Once ready, you can then login to the Minio web interface by clicking the arrow near the minio deployment circular icon, this will open in a new tab/window the Minio's login page, you will find the auto-generated credentials in the Secret object named minio-root-user.
The YAML file we just executed against our OpenShift cluster has also setup for us also some configuration directly into the OpenShift AI platform. If we go back to the OpenShift AI page, in our Data Science Project we can check that we can now find two Data Connections available:
- My Storage: the S3 bucket storage for saving the models generated via Workbench
- Pipeline Artifacts: the S3 bucket storage for saving the models generated via Pipelines
You should see something similar in your Data Connections tab, as shown in the following picture.
This S3 storage configuration helps us saving a lot of time and speeding up our experiments, automating the infrastructure configuration.
Dealing with the Developer Sandbox resource limits
After setting up the storage, you can follow Chapter 3 of the tutorial, to create a workbench, an environment instance to start the development of new Data Science experiments. Following the tutorial you will be guided in cloning the Data Science repository to train an AI/ML Model and then uploading it on a S3 storage.
An important setting to tune is the Persistent Storage for the Workbench you will create. You should downsize it to 10 GB, instead of 20 GB, because the Data Science Pipeline server requires a MariaDB database that will be bound automatically to a 10 GB Persistent Volume. On the Workbench creation wizard, it will be enough to set to 10 GB the persistent storage as shown in the following image.
On Chapter 4, you will learn how to create you first Multi-model server to offer your just trained model as a service and you can follow the chapter with no additional tuning.
You can always monitor your infrastructure under the hood looking at the OpenShift Console, you should see something similar to the following image, with three running pods:
- Minio: the S3 storage solution
- Model server: actually serving our AI/ML model
- Workbench: the Data Science environment we used for development
After that if you want to experiment with the Data Science Pipelines, we need to scale down to zero the Model Server to save some resource that we need to use for the Pipeline server, as shown in the following image.
After that you can then follow section 2.4 of the tutorial for configuring the Data Science Pipelines. Finally you can then follow Chapter 5 for implementing these pipelines.
Please note: you may need to recreate the Workbench environment (after deleting it) to ensure that the Data Science Pipelines Endpoints are correctly configured in the Workbench.

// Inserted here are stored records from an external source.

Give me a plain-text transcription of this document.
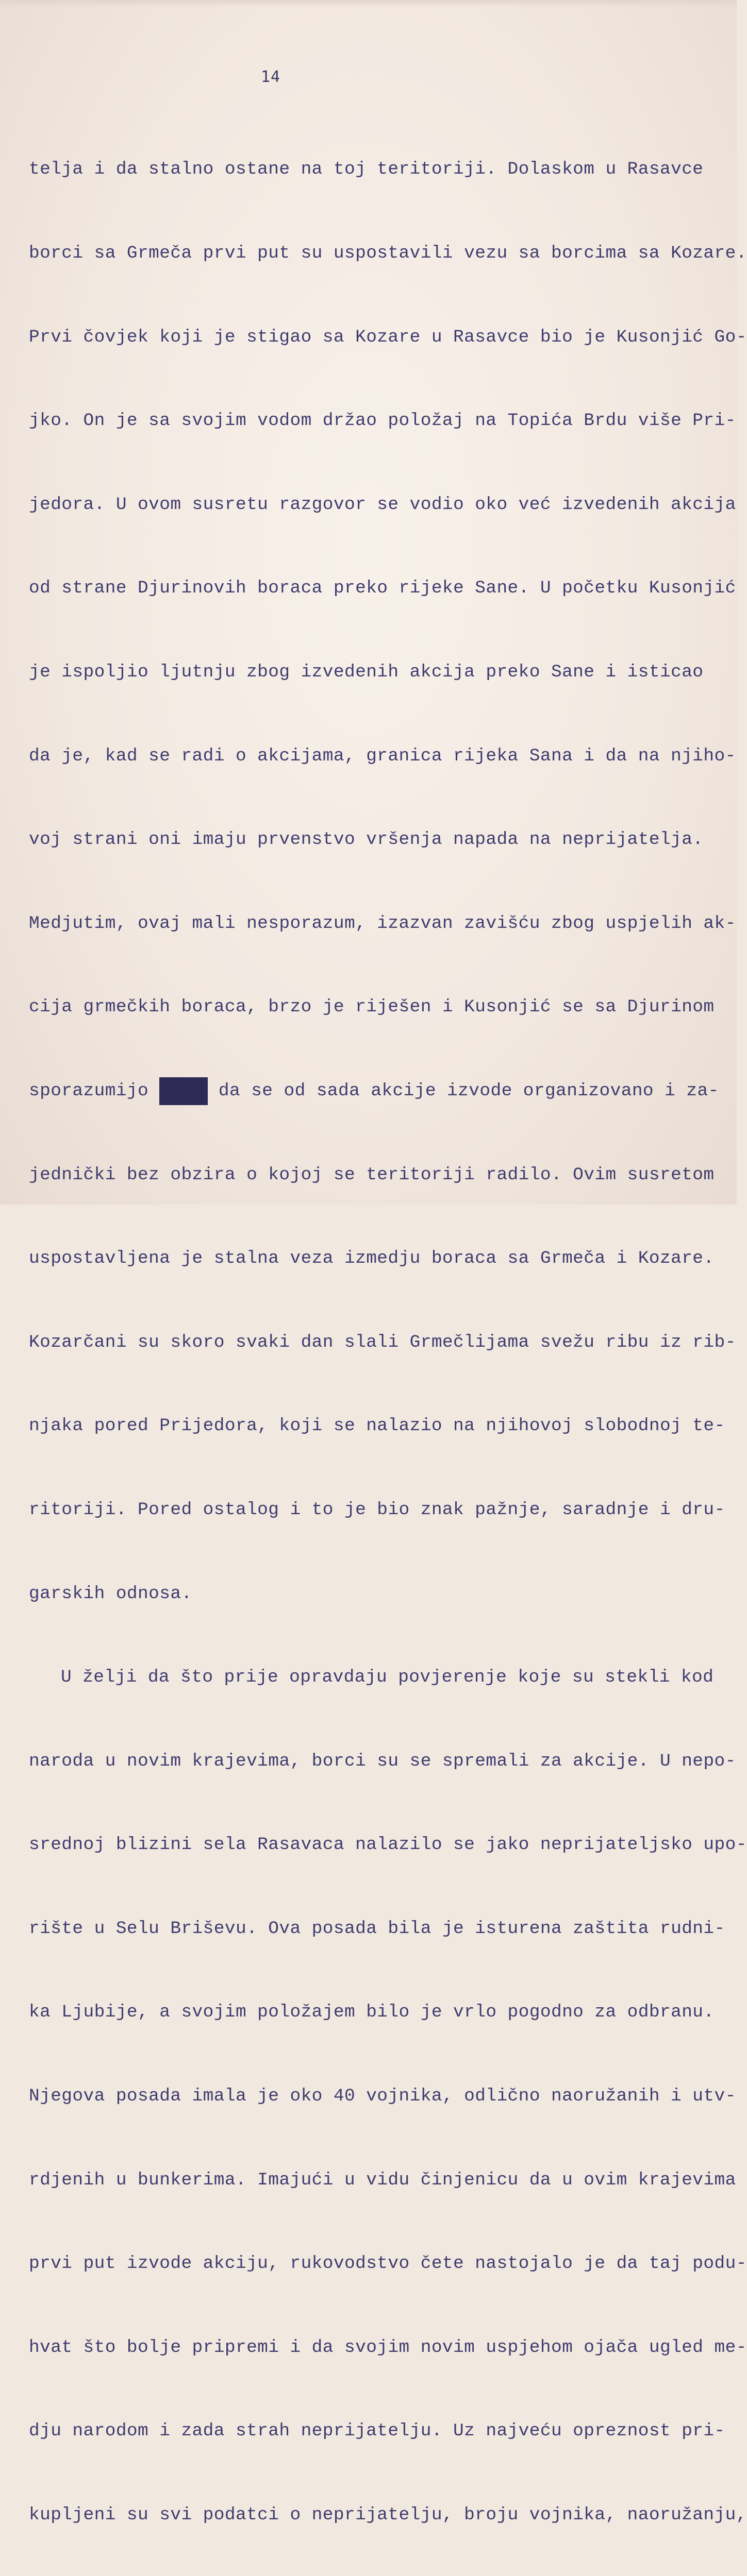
14

telja i da stalno ostane na toj teritoriji. Dolaskom u Rasavce

borci sa Grmeča prvi put su uspostavili vezu sa borcima sa Kozare.

Prvi čovjek koji je stigao sa Kozare u Rasavce bio je Kusonjić Go-

jko. On je sa svojim vodom držao položaj na Topića Brdu više Pri-

jedora. U ovom susretu razgovor se vodio oko već izvedenih akcija

od strane Djurinovih boraca preko rijeke Sane. U početku Kusonjić

je ispoljio ljutnju zbog izvedenih akcija preko Sane i isticao

da je, kad se radi o akcijama, granica rijeka Sana i da na njiho-

voj strani oni imaju prvenstvo vršenja napada na neprijatelja.

Medjutim, ovaj mali nesporazum, izazvan zavišću zbog uspjelih ak-

cija grmečkih boraca, brzo je riješen i Kusonjić se sa Djurinom

sporazumijo xxxxx da se od sada akcije izvode organizovano i za-

jednički bez obzira o kojoj se teritoriji radilo. Ovim susretom

uspostavljena je stalna veza izmedju boraca sa Grmeča i Kozare.

Kozarčani su skoro svaki dan slali Grmečlijama svežu ribu iz rib-

njaka pored Prijedora, koji se nalazio na njihovoj slobodnoj te-

ritoriji. Pored ostalog i to je bio znak pažnje, saradnje i dru-

garskih odnosa.

U želji da što prije opravdaju povjerenje koje su stekli kod

naroda u novim krajevima, borci su se spremali za akcije. U nepo-

srednoj blizini sela Rasavaca nalazilo se jako neprijateljsko upo-

rište u Selu Briševu. Ova posada bila je isturena zaštita rudni-

ka Ljubije, a svojim položajem bilo je vrlo pogodno za odbranu.

Njegova posada imala je oko 40 vojnika, odlično naoružanih i utv-

rdjenih u bunkerima. Imajući u vidu činjenicu da u ovim krajevima

prvi put izvode akciju, rukovodstvo čete nastojalo je da taj podu-

hvat što bolje pripremi i da svojim novim uspjehom ojača ugled me-

dju narodom i zada strah neprijatelju. Uz najveću opreznost pri-

kupljeni su svi podatci o neprijatelju, broju vojnika, naoružanju,
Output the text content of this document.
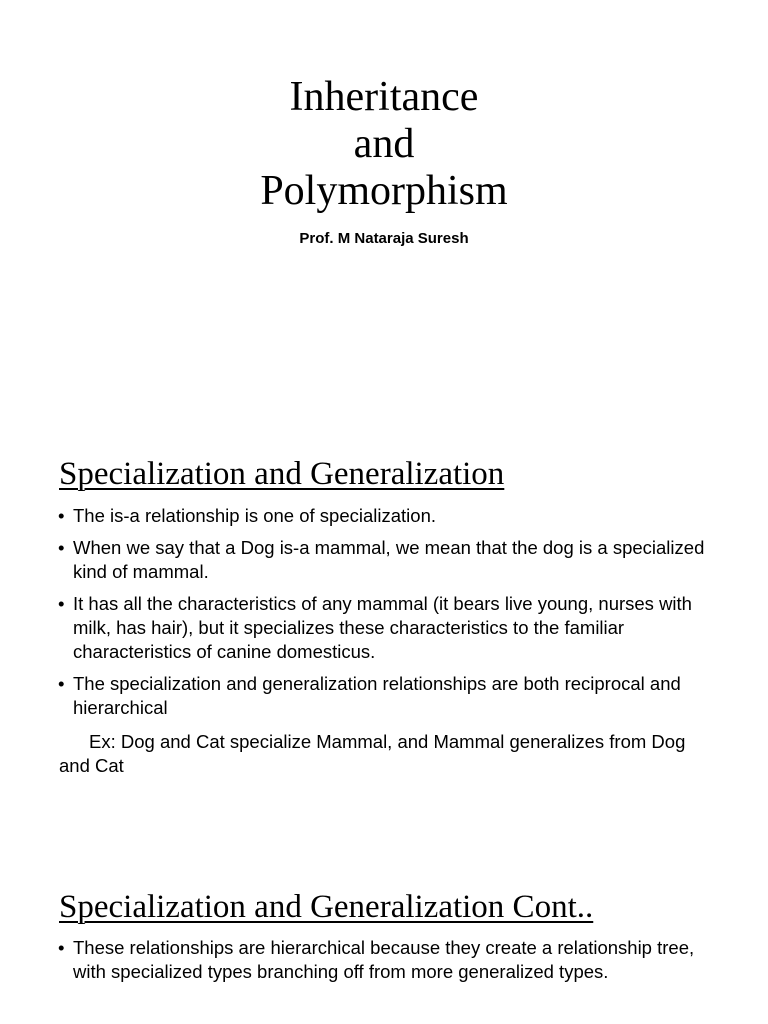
Inheritance
and
Polymorphism

Prof. M Nataraja Suresh

Specialization and Generalization
• The is-a relationship is one of specialization.
• When we say that a Dog is-a mammal, we mean that the dog is a specialized kind of mammal.
• It has all the characteristics of any mammal (it bears live young, nurses with milk, has hair), but it specializes these characteristics to the familiar characteristics of canine domesticus.
• The specialization and generalization relationships are both reciprocal and hierarchical

Ex: Dog and Cat specialize Mammal, and Mammal generalizes from Dog and Cat

Specialization and Generalization Cont..
• These relationships are hierarchical because they create a relationship tree, with specialized types branching off from more generalized types.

Your data and existing work will be preserved, you will need only to re-use the same Persistent Volume that you were using before, selecting it in the Workbench creation wizard. Don't worry, it will not be deleted once you hit the delete button on your existing Workbench.
Conclusion
The Red Hat Developer Sandbox and OpenShift AI present an incredible opportunity to explore the cutting edge of artificial intelligence, without any financial commitment. It shows the Red Hat's commitment to open source and fostering a community of innovators. So, take the plunge and see what you can create!
But this is just the beginning... stay tuned for an upcoming demo on which I am working with the exciting world of Large Language Models (LLMs) and Retrieval Augmented Generation (RAG) on OpenShift AI. I'll show you how to build powerful applications that combine the strengths of both, opening up new possibilities for your AI projects. Get ready to be inspired!